When Charles Darwin published his theory of evolution in On the Origin of Species, it raised an even more difficult question: why don't predatory animals evolve to eat all their prey and then go extinct themselves?

The process of evolution may not be possible to create prudent predators that can avoid extinguishing their own prey. Evolutionary biologists strongly criticized the idea of prudent predator in 1960.

Under the influence of anti-communist sentiment linked to the cold war between the Soviet Union and the US, biologists argued that group selection was unlikely.

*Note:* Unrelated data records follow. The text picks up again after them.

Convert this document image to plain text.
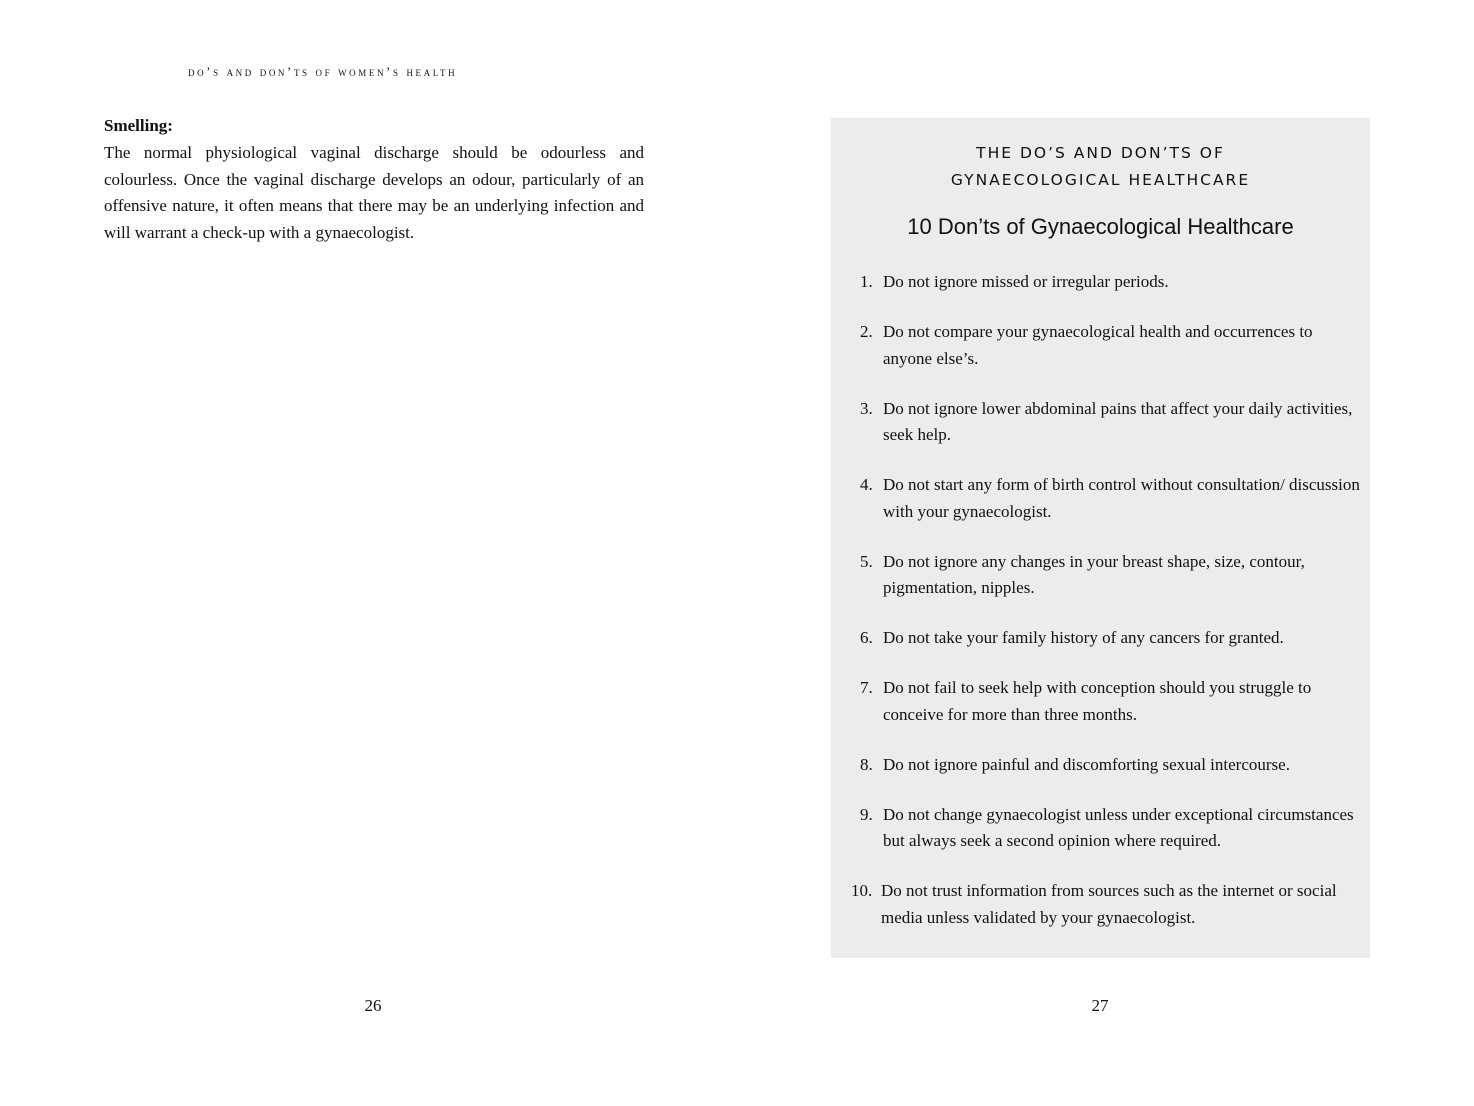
do’s and don’ts of women’s health

Smelling:

The normal physiological vaginal discharge should be odourless and colourless. Once the vaginal discharge develops an odour, particularly of an offensive nature, it often means that there may be an underlying infection and will warrant a check-up with a gynaecologist.

26
THE DO’S AND DON’TS OF
GYNAECOLOGICAL HEALTHCARE
10 Don’ts of Gynaecological Healthcare
1. Do not ignore missed or irregular periods.
2. Do not compare your gynaecological health and occurrences to anyone else’s.
3. Do not ignore lower abdominal pains that affect your daily activities, seek help.
4. Do not start any form of birth control without consultation/ discussion with your gynaecologist.
5. Do not ignore any changes in your breast shape, size, contour, pigmentation, nipples.
6. Do not take your family history of any cancers for granted.
7. Do not fail to seek help with conception should you struggle to conceive for more than three months.
8. Do not ignore painful and discomforting sexual intercourse.
9. Do not change gynaecologist unless under exceptional circumstances but always seek a second opinion where required.
10. Do not trust information from sources such as the internet or social media unless validated by your gynaecologist.
27
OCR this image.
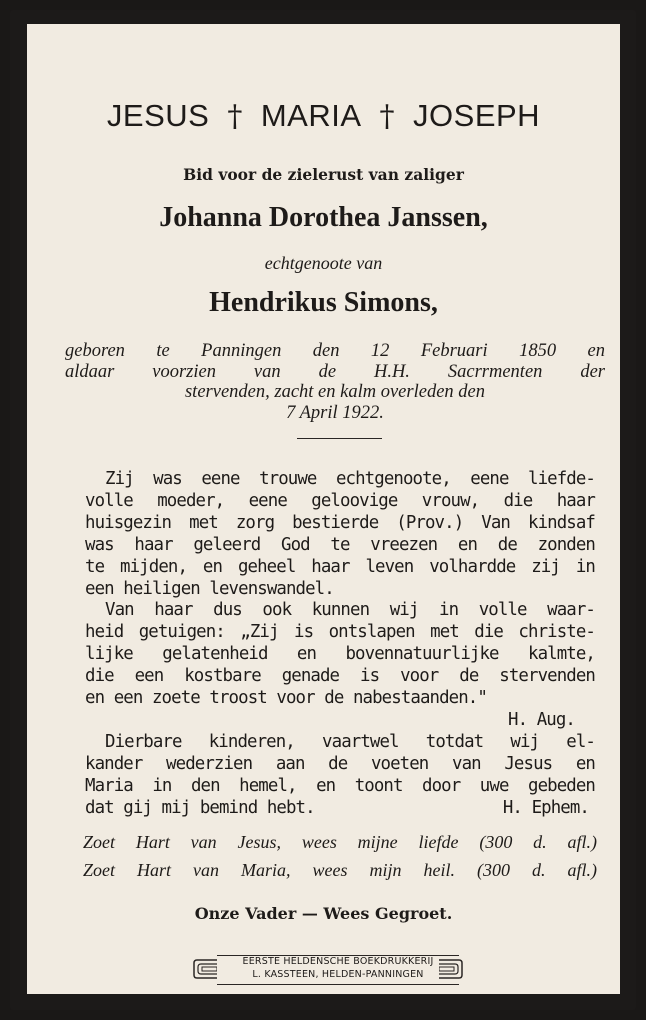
JESUS † MARIA † JOSEPH
Bid voor de zielerust van zaliger
Johanna Dorothea Janssen,
echtgenoote van
Hendrikus Simons,
geboren te Panningen den 12 Februari 1850 en
aldaar voorzien van de H.H. Sacrrmenten der
stervenden, zacht en kalm overleden den
7 April 1922.
Zij was eene trouwe echtgenoote, eene liefde-
volle moeder, eene geloovige vrouw, die haar
huisgezin met zorg bestierde (Prov.) Van kindsaf
was haar geleerd God te vreezen en de zonden
te mijden, en geheel haar leven volhardde zij in
een heiligen levenswandel.
Van haar dus ook kunnen wij in volle waar-
heid getuigen: „Zij is ontslapen met die christe-
lijke gelatenheid en bovennatuurlijke kalmte,
die een kostbare genade is voor de stervenden
en een zoete troost voor de nabestaanden."
H. Aug.
Dierbare kinderen, vaartwel totdat wij el-
kander wederzien aan de voeten van Jesus en
Maria in den hemel, en toont door uwe gebeden
dat gij mij bemind hebt.	H. Ephem.
Zoet Hart van Jesus, wees mijne liefde (300 d. afl.)
Zoet Hart van Maria, wees mijn heil. (300 d. afl.)
Onze Vader — Wees Gegroet.
EERSTE HELDENSCHE BOEKDRUKKERIJ
L. KASSTEEN, HELDEN-PANNINGEN
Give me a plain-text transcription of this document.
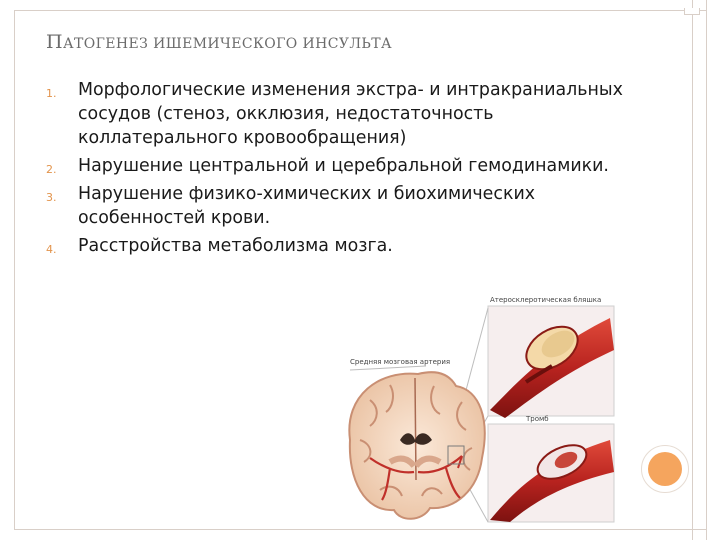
ПАТОГЕНЕЗ ИШЕМИЧЕСКОГО ИНСУЛЬТА
1. Морфологические изменения экстра- и интракраниальных сосудов (стеноз, окклюзия, недостаточность коллатерального кровообращения)
2. Нарушение центральной и церебральной гемодинамики.
3. Нарушение физико-химических и биохимических особенностей крови.
4. Расстройства метаболизма мозга.
Атеросклеротическая бляшка
Тромб
Средняя мозговая артерия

Although modern evolutionary theory has moved beyond the dichotomy between individual and group selection, skepticism about the latter still exists.

In a recent study published in Ecology Letters, my colleagues and I show how this delicate equilibrium between predator and prey could have evolved.

A predator species has evolved to avoid consuming as much and as aggressively as it can. Predators are restraining themselves for the benefit of other members of their species and future generations.

If a predator is moved to a place where they don't belong, they may overexploit the prey around them. The population of the Indo-Pacific lionfish has rapidly expanded in and around the Gulf of Mexico and the eastern Mediterranean Sea.

Smaller fish and shellfish are fed by lionfish. Ecologists were concerned that few other fish species would survive their presence in the Gulf of Mexico. Something else happened instead.

Lionfish populations began to fall in the Gulf of Mexico. Lionfish are not such strong competitors because they overexploit their prey.

Evolutionary pressure to feed less ferociously is what is causing the lionfish populations to dwindle. They are expected to adapt to their new environment by becoming prudent predator.

There is more to be learned from this. In modern, westernized societies, there is an idea that everyone's pursuit of personal benefit will benefit society as a whole.

CEOs of public corporations are expected to act for the benefit of their shareholders alone. Even if a competitor is lost, they will not support them.

The survival of the fittest is an analogy between market economics and evolution.

The survival of the fittest principle is followed by Prudent Predators. The fittest organisms here aren't able to produce the greatest number of surviving offspring. The one that succeeds in generating the most colonies is the one that succeeds.

Colonies of species that overexploit their resources collapse before being able to spread to other places. When societies were not globally connected, similar principles were applied to human choices. The collapse of societies that overexploited their resources would allow more prudent societies to expand.

imprudent actions of people in one place can harm people in other places. Tar sand fields in Canada may be the source of the oil heating my poorly insulated home.

The survival-of-the-fittest mechanism cannot work anymore. The analogy with nature is no longer the same. The belief that the pursuit of individual benefits will lead to balance in society and economics is no longer supported.

Queen Mary University of London has a Reader in Theoretical Ecology.

This article is free to use under a Creative Commons license. The original article is worth a read.